Crisis spells a haircut

Our savings which are supposed to finance our future growth, are being diverted to pay for current consumption instead

Might it have begun already? All fiscal year, voices have been saying that the rate at which the government is accumulating debt is unsustainable, particularly domestic debt.

But what exactly does that mean on the ground? An unsustainable growth of debt means that at some point the government will have difficulty servicing its debts, and then approach its creditors to change the terms on which the debt has been acquired.

Something along these lines is already underway. The government has had a hard time servicing the liabilities of Power Holding Company, which was created under the administration of Shaukat Tarin, to park a little more than Rs300 billion of debt through Term Finance Certificates (TFC), money that was then used to retire the circular debt in 2009 and 2010. About Rs40 billion were budgeted last year as debt servicing cost for these TFCs, but the government has had a hard time meeting its obligations in the last quarter or two.

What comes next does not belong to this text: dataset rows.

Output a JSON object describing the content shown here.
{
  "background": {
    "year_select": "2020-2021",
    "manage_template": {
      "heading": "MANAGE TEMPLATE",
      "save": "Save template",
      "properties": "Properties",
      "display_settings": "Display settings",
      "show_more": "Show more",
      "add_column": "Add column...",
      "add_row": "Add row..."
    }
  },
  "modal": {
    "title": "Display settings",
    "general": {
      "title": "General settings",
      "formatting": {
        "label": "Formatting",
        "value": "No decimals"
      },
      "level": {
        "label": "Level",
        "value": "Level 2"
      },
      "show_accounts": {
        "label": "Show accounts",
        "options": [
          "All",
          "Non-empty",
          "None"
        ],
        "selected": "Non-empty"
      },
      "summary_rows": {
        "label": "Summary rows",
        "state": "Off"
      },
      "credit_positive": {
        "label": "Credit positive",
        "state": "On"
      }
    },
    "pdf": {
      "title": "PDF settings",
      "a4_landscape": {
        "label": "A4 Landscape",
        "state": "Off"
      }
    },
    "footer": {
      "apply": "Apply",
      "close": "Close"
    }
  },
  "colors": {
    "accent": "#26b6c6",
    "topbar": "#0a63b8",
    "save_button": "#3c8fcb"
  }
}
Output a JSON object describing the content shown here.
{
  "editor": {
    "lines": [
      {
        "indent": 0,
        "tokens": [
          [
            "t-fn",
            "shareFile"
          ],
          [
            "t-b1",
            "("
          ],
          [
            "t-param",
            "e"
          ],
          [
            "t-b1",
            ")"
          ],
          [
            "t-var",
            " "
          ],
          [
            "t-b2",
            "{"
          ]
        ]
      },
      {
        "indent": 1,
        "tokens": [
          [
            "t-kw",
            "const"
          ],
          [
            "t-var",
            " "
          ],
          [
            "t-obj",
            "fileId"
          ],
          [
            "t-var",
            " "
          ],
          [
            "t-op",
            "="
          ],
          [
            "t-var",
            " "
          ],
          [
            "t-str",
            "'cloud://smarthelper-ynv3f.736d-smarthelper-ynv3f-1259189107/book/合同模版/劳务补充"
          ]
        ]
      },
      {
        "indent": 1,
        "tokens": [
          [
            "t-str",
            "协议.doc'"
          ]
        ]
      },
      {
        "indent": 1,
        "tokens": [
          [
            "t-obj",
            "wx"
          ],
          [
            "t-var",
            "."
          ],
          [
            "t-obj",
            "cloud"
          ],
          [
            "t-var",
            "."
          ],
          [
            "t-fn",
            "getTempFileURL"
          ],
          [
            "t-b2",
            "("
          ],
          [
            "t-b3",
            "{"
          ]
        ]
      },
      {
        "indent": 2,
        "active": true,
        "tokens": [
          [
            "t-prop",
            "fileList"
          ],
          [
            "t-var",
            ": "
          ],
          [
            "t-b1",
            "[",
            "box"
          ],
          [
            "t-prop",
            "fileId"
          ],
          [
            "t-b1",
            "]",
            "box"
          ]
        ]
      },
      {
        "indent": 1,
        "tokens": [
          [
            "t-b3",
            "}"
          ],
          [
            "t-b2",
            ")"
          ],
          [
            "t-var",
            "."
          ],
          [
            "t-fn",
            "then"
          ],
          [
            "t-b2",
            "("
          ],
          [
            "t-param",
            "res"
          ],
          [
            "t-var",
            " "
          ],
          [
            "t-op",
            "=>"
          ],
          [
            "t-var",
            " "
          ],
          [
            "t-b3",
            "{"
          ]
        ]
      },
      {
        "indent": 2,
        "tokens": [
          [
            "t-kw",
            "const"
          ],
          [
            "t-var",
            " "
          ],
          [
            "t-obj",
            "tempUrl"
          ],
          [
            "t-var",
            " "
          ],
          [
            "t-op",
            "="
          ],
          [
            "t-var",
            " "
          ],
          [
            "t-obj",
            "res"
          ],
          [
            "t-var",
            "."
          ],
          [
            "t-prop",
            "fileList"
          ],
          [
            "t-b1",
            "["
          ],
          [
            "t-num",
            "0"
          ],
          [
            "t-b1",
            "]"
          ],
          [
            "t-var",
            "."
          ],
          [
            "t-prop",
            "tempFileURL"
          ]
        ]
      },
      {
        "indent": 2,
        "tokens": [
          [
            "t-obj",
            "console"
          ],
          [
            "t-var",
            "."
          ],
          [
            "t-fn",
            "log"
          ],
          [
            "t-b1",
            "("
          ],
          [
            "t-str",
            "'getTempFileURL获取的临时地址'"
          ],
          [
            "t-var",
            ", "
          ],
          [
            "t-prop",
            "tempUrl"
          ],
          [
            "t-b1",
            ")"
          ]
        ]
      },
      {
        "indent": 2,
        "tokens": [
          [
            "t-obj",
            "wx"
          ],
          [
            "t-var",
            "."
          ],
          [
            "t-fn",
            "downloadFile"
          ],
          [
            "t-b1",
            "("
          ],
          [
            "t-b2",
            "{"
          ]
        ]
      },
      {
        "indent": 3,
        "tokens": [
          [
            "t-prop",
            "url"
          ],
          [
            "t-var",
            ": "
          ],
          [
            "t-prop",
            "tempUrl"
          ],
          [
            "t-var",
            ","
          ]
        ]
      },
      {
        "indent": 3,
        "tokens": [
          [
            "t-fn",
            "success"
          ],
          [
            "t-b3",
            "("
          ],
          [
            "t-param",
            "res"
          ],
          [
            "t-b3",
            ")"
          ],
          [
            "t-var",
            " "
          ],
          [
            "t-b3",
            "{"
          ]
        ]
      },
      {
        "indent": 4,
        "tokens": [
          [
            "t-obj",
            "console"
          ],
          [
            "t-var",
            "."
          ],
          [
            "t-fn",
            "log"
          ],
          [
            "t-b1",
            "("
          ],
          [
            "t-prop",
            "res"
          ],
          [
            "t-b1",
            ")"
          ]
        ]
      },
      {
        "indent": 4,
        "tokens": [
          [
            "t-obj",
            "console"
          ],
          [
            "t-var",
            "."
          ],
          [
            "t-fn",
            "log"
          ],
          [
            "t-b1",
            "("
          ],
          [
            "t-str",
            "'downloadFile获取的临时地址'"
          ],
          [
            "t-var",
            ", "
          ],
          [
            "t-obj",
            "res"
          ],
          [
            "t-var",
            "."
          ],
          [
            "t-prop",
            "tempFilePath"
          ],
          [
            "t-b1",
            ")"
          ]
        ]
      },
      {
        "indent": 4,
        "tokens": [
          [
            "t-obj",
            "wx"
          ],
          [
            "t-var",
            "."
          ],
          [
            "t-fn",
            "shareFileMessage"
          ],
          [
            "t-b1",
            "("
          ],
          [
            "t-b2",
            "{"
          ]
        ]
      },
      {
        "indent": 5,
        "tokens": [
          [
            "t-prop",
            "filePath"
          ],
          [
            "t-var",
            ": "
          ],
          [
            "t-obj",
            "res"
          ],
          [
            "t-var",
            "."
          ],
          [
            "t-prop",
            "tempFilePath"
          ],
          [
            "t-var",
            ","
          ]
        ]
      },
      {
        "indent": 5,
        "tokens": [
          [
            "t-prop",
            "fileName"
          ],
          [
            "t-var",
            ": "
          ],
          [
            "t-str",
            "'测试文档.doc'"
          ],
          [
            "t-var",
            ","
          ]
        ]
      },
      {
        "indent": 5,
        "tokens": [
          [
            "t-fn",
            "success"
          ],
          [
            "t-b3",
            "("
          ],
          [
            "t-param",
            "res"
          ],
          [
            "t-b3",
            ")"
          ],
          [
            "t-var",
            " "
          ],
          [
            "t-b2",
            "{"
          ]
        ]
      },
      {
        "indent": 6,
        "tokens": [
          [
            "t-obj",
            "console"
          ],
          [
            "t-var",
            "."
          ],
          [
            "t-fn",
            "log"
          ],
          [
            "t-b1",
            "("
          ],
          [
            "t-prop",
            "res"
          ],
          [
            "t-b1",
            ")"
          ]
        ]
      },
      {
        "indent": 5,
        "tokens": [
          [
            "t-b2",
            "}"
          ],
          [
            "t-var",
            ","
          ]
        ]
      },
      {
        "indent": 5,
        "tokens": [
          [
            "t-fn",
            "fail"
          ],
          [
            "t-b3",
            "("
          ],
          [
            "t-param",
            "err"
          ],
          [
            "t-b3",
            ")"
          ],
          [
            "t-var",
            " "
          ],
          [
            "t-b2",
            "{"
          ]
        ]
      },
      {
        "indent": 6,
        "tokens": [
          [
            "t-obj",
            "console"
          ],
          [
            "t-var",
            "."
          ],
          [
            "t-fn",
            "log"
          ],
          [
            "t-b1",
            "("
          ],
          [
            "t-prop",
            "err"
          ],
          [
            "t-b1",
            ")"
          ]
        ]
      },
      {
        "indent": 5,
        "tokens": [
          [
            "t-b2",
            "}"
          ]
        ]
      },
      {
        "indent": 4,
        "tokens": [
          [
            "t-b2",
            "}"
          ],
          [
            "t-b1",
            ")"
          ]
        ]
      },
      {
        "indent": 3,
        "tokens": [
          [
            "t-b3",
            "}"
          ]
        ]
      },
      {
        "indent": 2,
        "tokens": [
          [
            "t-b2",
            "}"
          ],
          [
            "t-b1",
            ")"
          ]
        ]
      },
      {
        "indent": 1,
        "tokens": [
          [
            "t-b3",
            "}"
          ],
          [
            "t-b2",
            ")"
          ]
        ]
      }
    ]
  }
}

So the finance ministry has offered to exchange the debt in question for Pakistan Investment Bonds (PIB) of equivalent amount. PIBs are standard government paper, which can be used by banks to fulfil their statutory liquidity ratio requirement and can also be sold in a liquid and fully functioning secondary market. Now in the scheme of things this is not such a huge deal. After all, it amounts to taking about Rs300 billion of government debt that is held under one instrument, and transferring it to another. Both instruments are underwritten by the government. Both have three letter acronyms.

But there are two problems here. One is a problem for the banks: Does the exchange require them to adjust their returns or the maturity profile of their investment? If yes to either one, then the exchange can technically be called a debt restructuring and as such would represent the first haircut for our banks on their domestic debt.


But there is a bigger problem here. You can catch a glimpse of it when you consider that our financial system does not smoothly and steadily intermediate between lenders and borrowers in the course of its normal operation. Instead, our financial sector is populated by mobs that stampede into and out of performing assets in droves. Back in the bubble-era heydays of mid-decade, for instance, a time remembered by our financial lemmings with rueful nostalgia, everybody was stampeding into Oil and Gas Development Company Limited and Pakistan Petroleum Limited stocks, when they weren’t rushing into real estate that is. The government, under a dishonest leadership at the Debt Management Office, egged on the stampede because they were, after all, the largest shareholders in these companies. Other public sector enterprises were similarly talked up and down and the stampede responded with predictable stupidity.

When the whole affair ended with blood on the streets in the fall of 2008, the herd stampeded into the only performing asset left in town: Government paper. Today, our banks and asset management firms, our so-called development finance institutions and brokerages are all clumping tighter and tighter into the money markets. Once again, the government quietly smiles on the whole affair, since the apparatus for farming individual and institutional savings subtly picks up the slack in our fiscal efforts.

Our savings, which are supposed to finance our future growth, are being diverted to pay for our current consumption instead. And in the case when the banking sector resources are used to retire the circular debt, our savings are being used to pay for yesterday’s consumption!

So when the government decides to consolidate its sprawling ‘quasi fiscal’ liabilities into liquid government paper like treasury bills and PIBs, like they did in March, when Rs130 billion were lifted from banks in a T-bill auction to pay oil sector bills and, like they are doing today with trying to move Power Holding TFCs into PIBs, they’re doing more than changing the three letter acronym on their debt. They’re actually egging on the herd to come stampeding into government debt. In a year when storm clouds are gathering around sovereign debt everywhere in the world, and in a year when the government has to roll over a record Rs2.9 trillion in short-term debt, this is a dangerous game to be playing.

Published in The Express Tribune, July 14th, 2011.